Norma's characterisation veers wildly from restrained Hollywood gothic to jack-in-a-box on speed. The show's climax is portrayed with such overwrought intensity that - because of the tonal whiplash of the preceding two hours - I honestly didn't know whether it was meant to be played for tragedy or parody. Joe, who is written as a wry, self-aware commentator has been directed to deliver every line with deadly seriousness - something also true for most of the cast. It doesn't help that for most of the blocking the actors have been directed not to even look at each other. And God forbid they should dare to crack a smile, even during the bows.

That's not to say it was all bad. Obviously everyone involved in the show is very talented and every element (including those I disliked) was executed with great competence. I just didn't respond to Jamie Lloyd's fundamental take on the material. The orchestra sounded fantastic, and everyone is in very good vocal form. (Nicole Sherzinger strained a bit on the high notes, being a bit shouty and distoring some of the vowel sounds, but then Andrew Lloyd Webber's diva roles are notoriously difficult to sing. Patti LuPone, the original Norma, has said: "Evita was the worst experience of my life. I was screaming my way through a part that could only have been written by a man who hates women.") David Thaxton makes a very good Max.
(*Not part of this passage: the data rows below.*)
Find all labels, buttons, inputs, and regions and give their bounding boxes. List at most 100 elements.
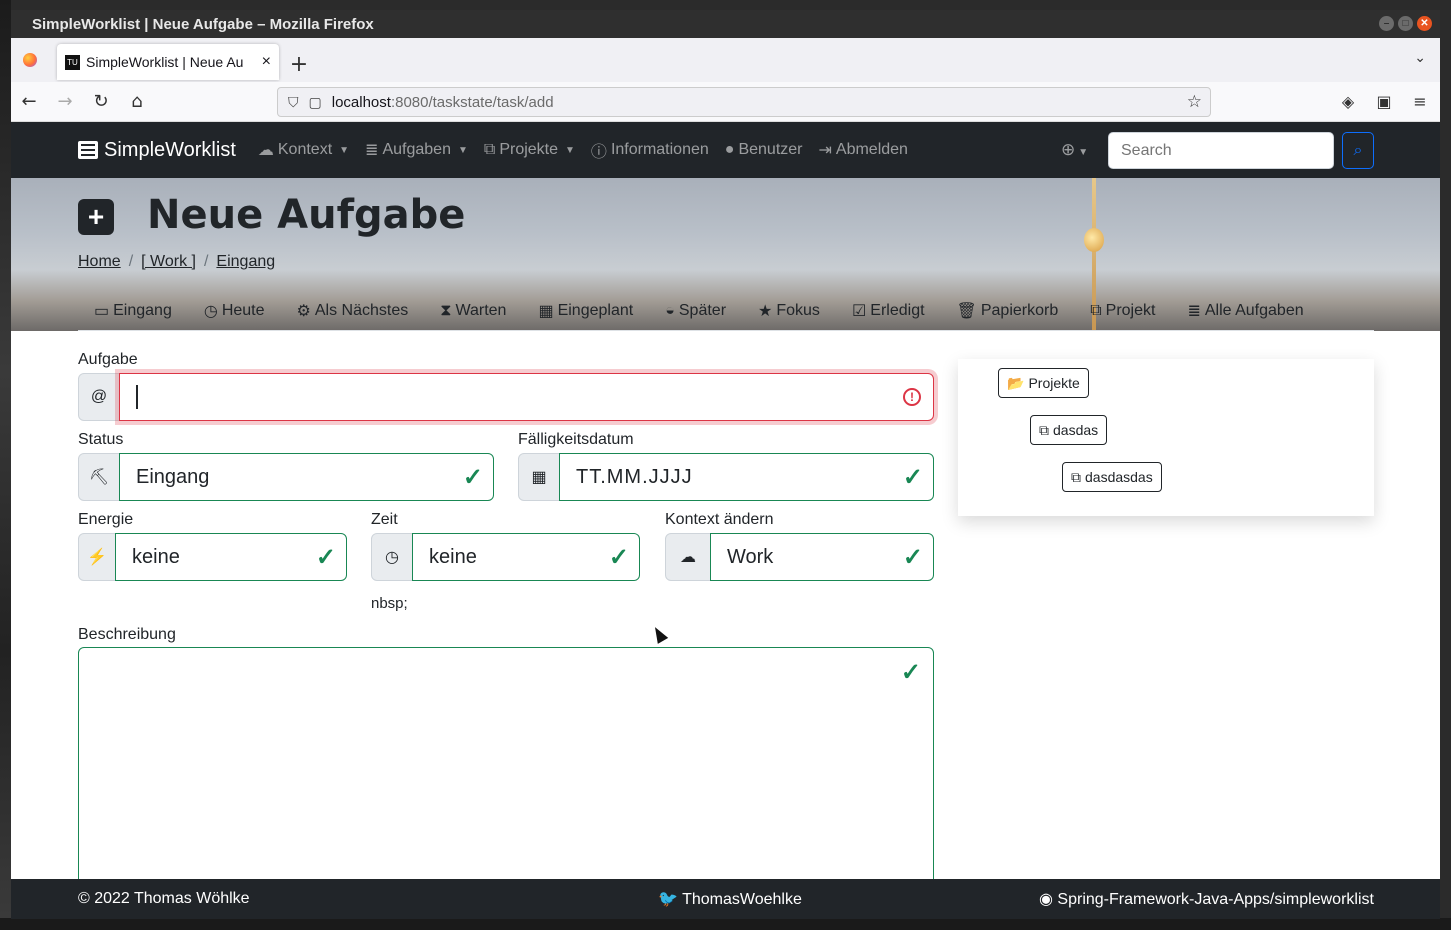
tab-papierkorb[interactable]: 🗑 Papierkorb (941, 301, 1075, 321)
back-button[interactable]: ← (11, 86, 47, 118)
search-icon: ⌕ (1353, 141, 1363, 159)
cogs-icon: ⚙ (296, 302, 311, 320)
nav-abmelden[interactable]: ⇥ Abmelden (819, 140, 908, 160)
tab-label: Papierkorb (980, 301, 1059, 319)
time-value: keine (429, 545, 477, 568)
search-input[interactable] (1108, 132, 1334, 169)
project-button-dasdas[interactable]: ⧉ dasdas (1030, 415, 1108, 445)
twitter-icon: 🐦 (658, 891, 678, 908)
clock-icon: ◷ (371, 533, 413, 581)
caret-down-icon: ▼ (565, 144, 575, 156)
app-navbar: SimpleWorklist ☁ Kontext ▼ ≣ Aufgaben ▼ … (11, 122, 1440, 178)
projects-root-label: Projekte (1028, 375, 1080, 391)
tab-label: Heute (221, 301, 265, 319)
page-info-icon[interactable]: ▢ (309, 94, 322, 111)
energy-value: keine (132, 545, 180, 568)
check-icon: ✓ (462, 463, 483, 491)
binoculars-icon: ◒ (665, 301, 675, 319)
project-button-dasdasdas[interactable]: ⧉ dasdasdas (1062, 462, 1162, 492)
tab-eingang[interactable]: ▭ Eingang (78, 301, 188, 321)
page-footer: © 2022 Thomas Wöhlke 🐦 ThomasWoehlke ◉ S… (11, 879, 1440, 919)
browser-tab[interactable]: TU SimpleWorklist | Neue Au × (57, 44, 279, 80)
brand-name: SimpleWorklist (104, 138, 236, 161)
tab-erledigt[interactable]: ☑ Erledigt (836, 301, 941, 321)
time-input-group: ◷ keine ✓ (371, 533, 640, 581)
projects-root-button[interactable]: 📂 Projekte (998, 368, 1089, 398)
nav-projekte-label: Projekte (499, 141, 559, 158)
breadcrumb-context[interactable]: [ Work ] (141, 253, 196, 271)
home-button[interactable]: ⌂ (119, 86, 155, 118)
breadcrumb-eingang[interactable]: Eingang (216, 253, 275, 271)
calendar-icon: ▦ (538, 302, 554, 320)
tab-close-icon[interactable]: × (262, 53, 271, 71)
due-date-input[interactable]: TT.MM.JJJJ ✓ (559, 453, 934, 501)
tab-eingeplant[interactable]: ▦ Eingeplant (522, 301, 649, 321)
bookmark-star-icon[interactable]: ☆ (1187, 92, 1202, 112)
tab-label: Projekt (1105, 301, 1156, 319)
tab-fokus[interactable]: ★ Fokus (742, 301, 836, 321)
language-dropdown[interactable]: ⊕ ▼ (1061, 140, 1088, 160)
forward-button[interactable]: → (47, 86, 83, 118)
caret-down-icon: ▼ (1078, 147, 1089, 158)
url-bar[interactable]: ⛉ ▢ localhost:8080/taskstate/task/add ☆ (277, 87, 1211, 117)
status-select[interactable]: Eingang ✓ (119, 453, 494, 501)
due-date-input-group: ▦ TT.MM.JJJJ ✓ (518, 453, 934, 501)
sitemap-icon: ⧉ (1039, 421, 1049, 438)
menu-icon[interactable]: ≡ (1406, 88, 1434, 116)
tab-spaeter[interactable]: ◒ Später (649, 302, 742, 320)
tab-projekt[interactable]: ⧉ Projekt (1074, 302, 1171, 320)
footer-twitter-link[interactable]: 🐦 ThomasWoehlke (658, 889, 802, 909)
tab-als-naechstes[interactable]: ⚙ Als Nächstes (281, 301, 425, 321)
check-square-icon: ☑ (851, 302, 867, 320)
energy-select[interactable]: keine ✓ (115, 533, 347, 581)
nav-kontext[interactable]: ☁ Kontext ▼ (258, 140, 349, 160)
reload-button[interactable]: ↻ (83, 86, 119, 118)
inbox-icon: ▭ (94, 302, 110, 320)
minimize-button[interactable]: – (1379, 16, 1394, 31)
status-value: Eingang (136, 465, 210, 488)
tab-alle-aufgaben[interactable]: ≣ Alle Aufgaben (1171, 301, 1319, 321)
logout-icon: ⇥ (818, 142, 832, 159)
nav-aufgaben[interactable]: ≣ Aufgaben ▼ (365, 140, 468, 160)
status-label: Status (78, 431, 124, 448)
extension-icon[interactable]: ▣ (1370, 88, 1398, 116)
breadcrumb-home[interactable]: Home (78, 253, 121, 271)
context-input-group: ☁ Work ✓ (665, 533, 934, 581)
context-label: Kontext ändern (665, 511, 774, 528)
tab-label: Später (678, 301, 727, 319)
nav-kontext-label: Kontext (277, 141, 333, 158)
nav-benutzer[interactable]: ● Benutzer (725, 141, 803, 159)
brand-link[interactable]: SimpleWorklist (78, 139, 236, 162)
maximize-button[interactable]: □ (1398, 16, 1413, 31)
nav-informationen-label: Informationen (610, 141, 709, 158)
browser-window: SimpleWorklist | Neue Aufgabe – Mozilla … (11, 10, 1440, 919)
sitemap-icon: ⧉ (1090, 301, 1102, 319)
close-window-button[interactable]: ✕ (1417, 16, 1432, 31)
context-value: Work (727, 545, 774, 568)
tab-label: Als Nächstes (314, 301, 409, 319)
at-icon: @ (78, 373, 120, 421)
tab-favicon-icon: TU (65, 54, 80, 70)
star-icon: ★ (758, 302, 773, 320)
sitemap-icon: ⧉ (1071, 468, 1081, 485)
nav-informationen[interactable]: ⓘ Informationen (591, 138, 709, 162)
firefox-icon[interactable] (11, 38, 49, 82)
pocket-icon[interactable]: ◈ (1334, 88, 1362, 116)
time-note: nbsp; (371, 595, 408, 612)
list-tabs-icon[interactable]: ⌄ (1414, 50, 1426, 66)
time-label: Zeit (371, 511, 398, 528)
footer-github-link[interactable]: ◉ Spring-Framework-Java-Apps/simpleworkl… (1039, 889, 1374, 909)
description-textarea[interactable]: ✓ (78, 647, 934, 907)
context-select[interactable]: Work ✓ (710, 533, 934, 581)
task-title-input[interactable]: ! (119, 373, 934, 421)
caret-down-icon: ▼ (339, 144, 350, 156)
nav-projekte[interactable]: ⧉ Projekte ▼ (484, 141, 575, 159)
tab-warten[interactable]: ⧗ Warten (424, 302, 522, 320)
tab-heute[interactable]: ◷ Heute (188, 301, 281, 321)
trash-icon: 🗑 (956, 302, 977, 320)
tab-label: Fokus (776, 301, 820, 319)
shield-icon[interactable]: ⛉ (288, 94, 299, 111)
new-tab-button[interactable]: + (279, 46, 319, 82)
time-select[interactable]: keine ✓ (412, 533, 640, 581)
search-button[interactable]: ⌕ (1342, 132, 1374, 169)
While I didn't care for the production, I'm still glad that directors are taking chances with what would otherwise be mainstream material in a way that can be illuminating. For instance, I had issues with the St Ann's Warehouse Oklahoma (which I saw in London a month or two ago) but I do think that it succeeded in foregrounding some of the problematic issues with the text that usually go ignored... like the fact that the hero basically kills someone and is held blameless by the community. I think a big swing and a miss (as I think this production of Sunset is) is often more commendable than playing it overly safe. But then, I unironically enjoyed Tom Hooper's movie of Cats.